Разгорающийся огонь уносит вдаль печаль. Трещат сухие ветки, объятые только что рождённым пламенем. Искры вздымаются вверх салютом в почти зимнем солёном воздухе побережья. Это особенный запах, особенный вид созерцательного удовольствия. Замирающие в голове образы давно позабытые и совсем недавние сменяют друг друга, кокетничая с душой, с внутренней вселенной всего того естества, что ты привык называть своим. Доносящийся откуда-то из темноты шум волн рисует яркими красками в твоём воображении чудеса. Легко. Секунды, минуты, дни, годы – всё это лишь облако, всё это лишь потрескивание костра, всё это лишь крупицы песка, пробравшиеся в твои кеды, прилипшие к твоему телу, запутавшиеся в твоих волосах.
– Люблю смотреть на огонь, он всегда яркий, дикий, – Лена берёт сигарету.
– Огонь поэтичен, независим и дерзок. Если он под контролем, то может согреть тебя, а если нет, то сожжёт не задумываясь. Состраданием он не наделён, знает только да или нет, никаких промежуточных состояний. В этом его правда, его природа, ничего не попишешь, – я делаю глоток виски и передаю бутылку Лене.
– Ты вспоминаешь когда-нибудь наше детство, наше прошлое? – Лена тоже делает глоток.

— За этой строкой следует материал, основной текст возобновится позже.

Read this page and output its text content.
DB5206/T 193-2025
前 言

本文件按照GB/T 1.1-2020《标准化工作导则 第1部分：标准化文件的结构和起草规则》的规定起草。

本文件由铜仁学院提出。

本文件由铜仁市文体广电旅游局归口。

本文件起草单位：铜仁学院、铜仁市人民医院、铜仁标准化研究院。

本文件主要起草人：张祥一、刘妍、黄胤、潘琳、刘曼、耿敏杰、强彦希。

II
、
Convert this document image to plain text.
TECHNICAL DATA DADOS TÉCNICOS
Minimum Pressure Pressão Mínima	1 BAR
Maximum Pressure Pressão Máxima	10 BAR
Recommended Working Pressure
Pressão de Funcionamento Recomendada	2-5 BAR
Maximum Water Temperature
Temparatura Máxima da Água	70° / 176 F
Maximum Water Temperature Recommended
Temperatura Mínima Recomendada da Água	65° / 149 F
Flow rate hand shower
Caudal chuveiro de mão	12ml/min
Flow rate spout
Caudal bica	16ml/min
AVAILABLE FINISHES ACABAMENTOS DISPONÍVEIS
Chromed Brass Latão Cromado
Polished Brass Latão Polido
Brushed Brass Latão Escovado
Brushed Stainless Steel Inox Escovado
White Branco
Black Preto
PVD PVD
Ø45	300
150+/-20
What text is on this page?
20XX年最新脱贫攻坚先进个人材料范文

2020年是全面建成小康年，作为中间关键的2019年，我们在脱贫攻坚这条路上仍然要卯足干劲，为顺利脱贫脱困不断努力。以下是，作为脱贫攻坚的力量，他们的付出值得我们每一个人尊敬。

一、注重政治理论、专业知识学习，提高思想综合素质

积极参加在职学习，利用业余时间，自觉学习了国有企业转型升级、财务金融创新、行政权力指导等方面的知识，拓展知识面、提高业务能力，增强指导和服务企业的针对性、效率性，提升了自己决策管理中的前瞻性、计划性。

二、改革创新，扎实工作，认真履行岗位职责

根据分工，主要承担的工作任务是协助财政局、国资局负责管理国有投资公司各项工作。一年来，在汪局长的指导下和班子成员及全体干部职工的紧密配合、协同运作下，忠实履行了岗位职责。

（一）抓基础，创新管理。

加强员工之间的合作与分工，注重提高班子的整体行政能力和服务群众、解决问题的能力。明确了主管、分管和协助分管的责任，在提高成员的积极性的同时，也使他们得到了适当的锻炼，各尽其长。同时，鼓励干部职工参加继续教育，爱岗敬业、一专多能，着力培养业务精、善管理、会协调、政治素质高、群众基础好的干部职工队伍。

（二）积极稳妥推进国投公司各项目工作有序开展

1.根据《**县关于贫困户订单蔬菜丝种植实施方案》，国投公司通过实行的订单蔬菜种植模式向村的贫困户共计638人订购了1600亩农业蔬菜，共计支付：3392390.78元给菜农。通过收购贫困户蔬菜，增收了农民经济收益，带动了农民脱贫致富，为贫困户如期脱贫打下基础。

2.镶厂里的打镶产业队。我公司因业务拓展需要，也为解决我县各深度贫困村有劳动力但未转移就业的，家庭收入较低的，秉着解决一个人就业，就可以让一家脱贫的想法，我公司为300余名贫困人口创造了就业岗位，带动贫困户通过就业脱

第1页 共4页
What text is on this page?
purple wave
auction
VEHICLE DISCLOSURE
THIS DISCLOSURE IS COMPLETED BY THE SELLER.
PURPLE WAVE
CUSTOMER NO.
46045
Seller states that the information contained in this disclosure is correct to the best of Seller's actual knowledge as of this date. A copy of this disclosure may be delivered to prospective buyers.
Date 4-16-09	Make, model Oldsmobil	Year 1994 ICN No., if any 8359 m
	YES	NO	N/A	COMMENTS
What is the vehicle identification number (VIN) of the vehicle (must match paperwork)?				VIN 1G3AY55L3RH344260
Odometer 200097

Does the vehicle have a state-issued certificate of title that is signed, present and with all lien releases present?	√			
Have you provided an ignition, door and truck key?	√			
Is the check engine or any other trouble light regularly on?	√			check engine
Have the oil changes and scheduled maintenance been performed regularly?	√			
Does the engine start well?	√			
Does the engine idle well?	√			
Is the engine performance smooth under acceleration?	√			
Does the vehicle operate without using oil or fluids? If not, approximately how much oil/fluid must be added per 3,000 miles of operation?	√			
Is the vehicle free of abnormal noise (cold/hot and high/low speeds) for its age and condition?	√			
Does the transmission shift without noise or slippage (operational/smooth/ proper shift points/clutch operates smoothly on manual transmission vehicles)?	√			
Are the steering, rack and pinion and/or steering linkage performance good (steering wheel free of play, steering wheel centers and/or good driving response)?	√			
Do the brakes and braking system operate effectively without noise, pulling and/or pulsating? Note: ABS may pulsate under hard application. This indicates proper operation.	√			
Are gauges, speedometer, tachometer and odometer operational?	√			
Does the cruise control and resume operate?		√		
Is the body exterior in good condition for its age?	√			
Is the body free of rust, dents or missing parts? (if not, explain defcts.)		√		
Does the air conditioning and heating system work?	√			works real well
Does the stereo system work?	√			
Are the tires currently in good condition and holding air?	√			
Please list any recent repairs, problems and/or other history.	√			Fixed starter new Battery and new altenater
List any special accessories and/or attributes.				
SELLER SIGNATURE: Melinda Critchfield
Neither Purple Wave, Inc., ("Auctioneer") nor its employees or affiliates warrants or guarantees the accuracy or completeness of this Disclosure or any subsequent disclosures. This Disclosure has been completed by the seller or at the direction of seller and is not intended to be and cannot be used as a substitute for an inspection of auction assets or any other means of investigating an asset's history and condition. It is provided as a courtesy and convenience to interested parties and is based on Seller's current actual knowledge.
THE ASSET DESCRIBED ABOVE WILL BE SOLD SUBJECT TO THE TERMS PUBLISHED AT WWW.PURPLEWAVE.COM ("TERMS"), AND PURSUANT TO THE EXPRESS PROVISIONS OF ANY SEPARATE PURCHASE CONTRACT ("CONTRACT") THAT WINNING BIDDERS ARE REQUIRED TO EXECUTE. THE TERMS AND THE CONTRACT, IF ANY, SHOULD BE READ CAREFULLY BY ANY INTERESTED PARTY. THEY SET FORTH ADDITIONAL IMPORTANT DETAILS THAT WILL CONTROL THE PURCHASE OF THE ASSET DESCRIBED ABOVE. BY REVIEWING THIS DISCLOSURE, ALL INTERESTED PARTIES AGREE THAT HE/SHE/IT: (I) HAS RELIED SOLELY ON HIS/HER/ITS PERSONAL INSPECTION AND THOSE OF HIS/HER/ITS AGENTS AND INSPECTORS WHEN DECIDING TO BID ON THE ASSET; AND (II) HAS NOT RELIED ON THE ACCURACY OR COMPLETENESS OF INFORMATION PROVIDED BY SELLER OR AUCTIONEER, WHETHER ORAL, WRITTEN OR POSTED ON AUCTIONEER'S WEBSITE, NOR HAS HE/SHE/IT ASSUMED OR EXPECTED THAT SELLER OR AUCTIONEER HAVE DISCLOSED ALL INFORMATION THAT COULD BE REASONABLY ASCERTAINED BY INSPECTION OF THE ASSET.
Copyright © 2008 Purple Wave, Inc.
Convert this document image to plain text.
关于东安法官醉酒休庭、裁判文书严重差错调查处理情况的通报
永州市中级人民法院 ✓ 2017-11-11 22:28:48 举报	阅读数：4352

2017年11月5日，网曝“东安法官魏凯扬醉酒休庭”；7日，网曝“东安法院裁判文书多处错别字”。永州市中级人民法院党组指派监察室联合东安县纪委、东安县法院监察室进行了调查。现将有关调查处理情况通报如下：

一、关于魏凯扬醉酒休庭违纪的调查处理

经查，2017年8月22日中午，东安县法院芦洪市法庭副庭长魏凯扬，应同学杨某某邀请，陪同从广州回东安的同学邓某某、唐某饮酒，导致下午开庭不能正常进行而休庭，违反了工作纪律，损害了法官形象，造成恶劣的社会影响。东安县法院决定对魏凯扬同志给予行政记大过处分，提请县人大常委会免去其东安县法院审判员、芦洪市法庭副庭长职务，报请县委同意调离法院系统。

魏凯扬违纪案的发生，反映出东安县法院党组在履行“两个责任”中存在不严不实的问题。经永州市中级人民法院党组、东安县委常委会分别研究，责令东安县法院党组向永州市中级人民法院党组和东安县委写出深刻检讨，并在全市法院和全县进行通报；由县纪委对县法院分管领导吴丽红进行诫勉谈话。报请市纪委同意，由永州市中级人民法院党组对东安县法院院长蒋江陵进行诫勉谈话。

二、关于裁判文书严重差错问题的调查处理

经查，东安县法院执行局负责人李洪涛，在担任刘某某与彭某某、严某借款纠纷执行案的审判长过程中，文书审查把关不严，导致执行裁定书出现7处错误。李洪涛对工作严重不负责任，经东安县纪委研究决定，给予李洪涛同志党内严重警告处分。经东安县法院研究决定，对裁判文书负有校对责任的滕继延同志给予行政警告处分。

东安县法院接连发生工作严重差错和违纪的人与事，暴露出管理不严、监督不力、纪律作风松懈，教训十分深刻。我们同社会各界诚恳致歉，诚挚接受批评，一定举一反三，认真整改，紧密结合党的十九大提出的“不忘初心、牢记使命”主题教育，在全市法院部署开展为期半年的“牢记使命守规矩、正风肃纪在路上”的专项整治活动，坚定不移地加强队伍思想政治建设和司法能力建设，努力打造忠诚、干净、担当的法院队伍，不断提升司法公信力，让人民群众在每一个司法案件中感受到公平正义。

– Нет, я не очень хорошо его помню, без подробностей, таким общим фоном.
– Что совсем ничего?
– Нет, помню, конечно, что-то, какие-то главные судьбоносные вехи: вот мы идём в школу, вот отмечаем наш день рождения. Но так глобально всё полностью не запечатлелось. Отдельные эпизоды могу вспомнить в мельчайших подробностях. Правда, зачем я их помню, не знаю.